There’s a certain type of person who takes advantage of the Covid-19 crisis, writes Terry Maguire
“The good lack all conviction and the worst are full of passionate intensity”— WB Yeats.
As our business struggled to cope with the panic generated as the public discovered Covid-19 was as serious as unstable TNT in your basement, we found that most people are decent and good. What was clear and encouraging was the rise in public collective caring. People genuinely acted more kindly; strangers greeted in the street, pharmacy clients extended conversations with deeply-felt thanks and overall, children were better behaved. Yet, as in any time of human turmoil, there remained those focused more or less only on themselves.
A member of staff drew attention to a trending social media video of one of our patients being apprehended by security at a local superstore. Naked to the waist, he reminded me of a bull-calf charging pointlessly. He rammed the entrance head-first, only to be repelled by the burly, indifferent employees.
He then, after a tirade of innovative expletives, hurled a metal stand, in place to direct social-distancing, but this merely bounced off the door frame. I was as impressed by his determination as I was by the staff’s patience. He had attempted to steal three 40-ounce bottles of vodka from the store before being ejected, and his online performance suggested significant incompetence and real incapacitation. For him, this was day six of a bender that started before St Patrick’s Day and possibly was inspired by the crisis. Police, the night before, had raided his flat, where 20 had been partying for five days and confiscated alcohol and took away a complete sound system.
Dispensed daily medicines by our pharmacy, he had been absent since then and when, at the end of the video, I saw police arrive and knowing something of the conditions of his probation, I knew it would be some time until we saw him again.
Three days into the crisis, a methadone patient, one who frequently complains about the inconvenience of attending the pharmacy daily for supervised consumption, casually asked what would happen if she was forced to self-isolate.
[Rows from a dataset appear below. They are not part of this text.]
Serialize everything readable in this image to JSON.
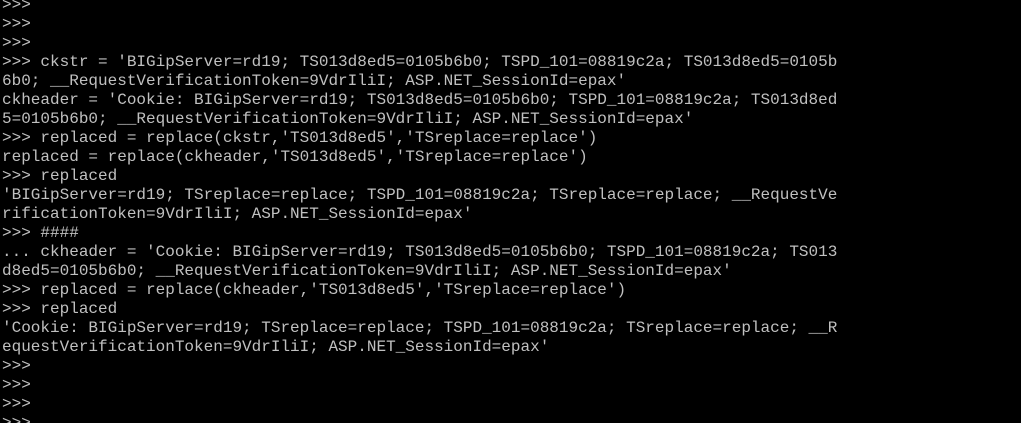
{
  "terminal": {
    "lines": [
      ">>>",
      ">>>",
      ">>>",
      ">>> ckstr = 'BIGipServer=rd19; TS013d8ed5=0105b6b0; TSPD_101=08819c2a; TS013d8ed5=0105b",
      "6b0; __RequestVerificationToken=9VdrIliI; ASP.NET_SessionId=epax'",
      "ckheader = 'Cookie: BIGipServer=rd19; TS013d8ed5=0105b6b0; TSPD_101=08819c2a; TS013d8ed",
      "5=0105b6b0; __RequestVerificationToken=9VdrIliI; ASP.NET_SessionId=epax'",
      ">>> replaced = replace(ckstr,'TS013d8ed5','TSreplace=replace')",
      "replaced = replace(ckheader,'TS013d8ed5','TSreplace=replace')",
      ">>> replaced",
      "'BIGipServer=rd19; TSreplace=replace; TSPD_101=08819c2a; TSreplace=replace; __RequestVe",
      "rificationToken=9VdrIliI; ASP.NET_SessionId=epax'",
      ">>> ####",
      "... ckheader = 'Cookie: BIGipServer=rd19; TS013d8ed5=0105b6b0; TSPD_101=08819c2a; TS013",
      "d8ed5=0105b6b0; __RequestVerificationToken=9VdrIliI; ASP.NET_SessionId=epax'",
      ">>> replaced = replace(ckheader,'TS013d8ed5','TSreplace=replace')",
      ">>> replaced",
      "'Cookie: BIGipServer=rd19; TSreplace=replace; TSPD_101=08819c2a; TSreplace=replace; __R",
      "equestVerificationToken=9VdrIliI; ASP.NET_SessionId=epax'",
      ">>>",
      ">>>",
      ">>>"
    ],
    "prompt": ">>> ",
    "colors": {
      "background": "#000000",
      "text": "#c0c0c0",
      "cursor": "#00ff00"
    }
  }
}
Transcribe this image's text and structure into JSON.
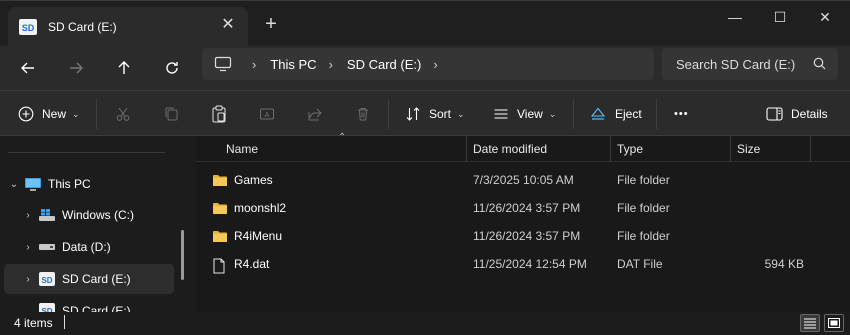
{
  "window": {
    "tab_title": "SD Card (E:)",
    "tab_close": "✕",
    "new_tab": "+",
    "minimize": "—",
    "maximize": "☐",
    "close": "✕"
  },
  "address": {
    "crumbs": [
      "This PC",
      "SD Card (E:)"
    ],
    "search_placeholder": "Search SD Card (E:)"
  },
  "toolbar": {
    "new_label": "New",
    "sort_label": "Sort",
    "view_label": "View",
    "eject_label": "Eject",
    "more_label": "•••",
    "details_label": "Details"
  },
  "navpane": {
    "items": [
      {
        "label": "This PC",
        "icon": "monitor-icon",
        "expanded": true
      },
      {
        "label": "Windows (C:)",
        "icon": "windows-drive-icon"
      },
      {
        "label": "Data (D:)",
        "icon": "drive-icon"
      },
      {
        "label": "SD Card (E:)",
        "icon": "sd-card-icon",
        "selected": true
      },
      {
        "label": "SD Card (E:)",
        "icon": "sd-card-icon"
      }
    ]
  },
  "columns": {
    "name": "Name",
    "date": "Date modified",
    "type": "Type",
    "size": "Size"
  },
  "files": [
    {
      "name": "Games",
      "date": "7/3/2025 10:05 AM",
      "type": "File folder",
      "size": "",
      "kind": "folder"
    },
    {
      "name": "moonshl2",
      "date": "11/26/2024 3:57 PM",
      "type": "File folder",
      "size": "",
      "kind": "folder"
    },
    {
      "name": "R4iMenu",
      "date": "11/26/2024 3:57 PM",
      "type": "File folder",
      "size": "",
      "kind": "folder"
    },
    {
      "name": "R4.dat",
      "date": "11/25/2024 12:54 PM",
      "type": "DAT File",
      "size": "594 KB",
      "kind": "file"
    }
  ],
  "status": {
    "count": "4 items"
  },
  "colors": {
    "folder": "#e8b440",
    "accent": "#4cc2ff"
  }
}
I didn’t know, but would find out and I found that updated service guidance meant that if self-isolating, the central service would deliver daily methadone doses to the service user’s home. I told her. Next day, I was informed that she was self-isolating for 14 days, since she was in contact with someone with Covid-19 symptoms. Now, this is fine, but technically — and this is the bit that grinds with me — she was in the pharmacy and was potentially infected with the SARS–CoV-2 virus. Properly following the guidance, I should have closed the pharmacy for a deep-clean and laid-off all staff for 14 days, as they had been in contact.
I didn’t, because there was a high probability she was a lying, selfish toad and since she could be depended on in this regard, we were confident we were right. No-one got sick and when this patient returned after her 14-day home delivery service, I was less friendly; not sure if she noticed. She told me she enjoyed her self-isolation, had a new hairstyle and got a new boyfriend, whom she firmly believed was ‘the one’.
Sheila, who lives in one of my flats, telephoned to tell me her GP had designated her as high-risk and we therefore had to deliver her medicines. The prescription collected from the GP, I decided to deliver it myself, as it would allow me to address outstanding rent. I arrived at the flat to find her lying on the sofa, so drunk that she could not raise her head and I told her I would telephone tomorrow.
When I did, she complained that due to the shut-down, she could not pay her rent, in spite of me trying to point out that she was on the dole and her income was completely unaffected and anyway, I was talking about the rents for January and February.
The government would be protecting her from eviction over this crisis, she insisted, and I agreed that indeed, that was a good thing.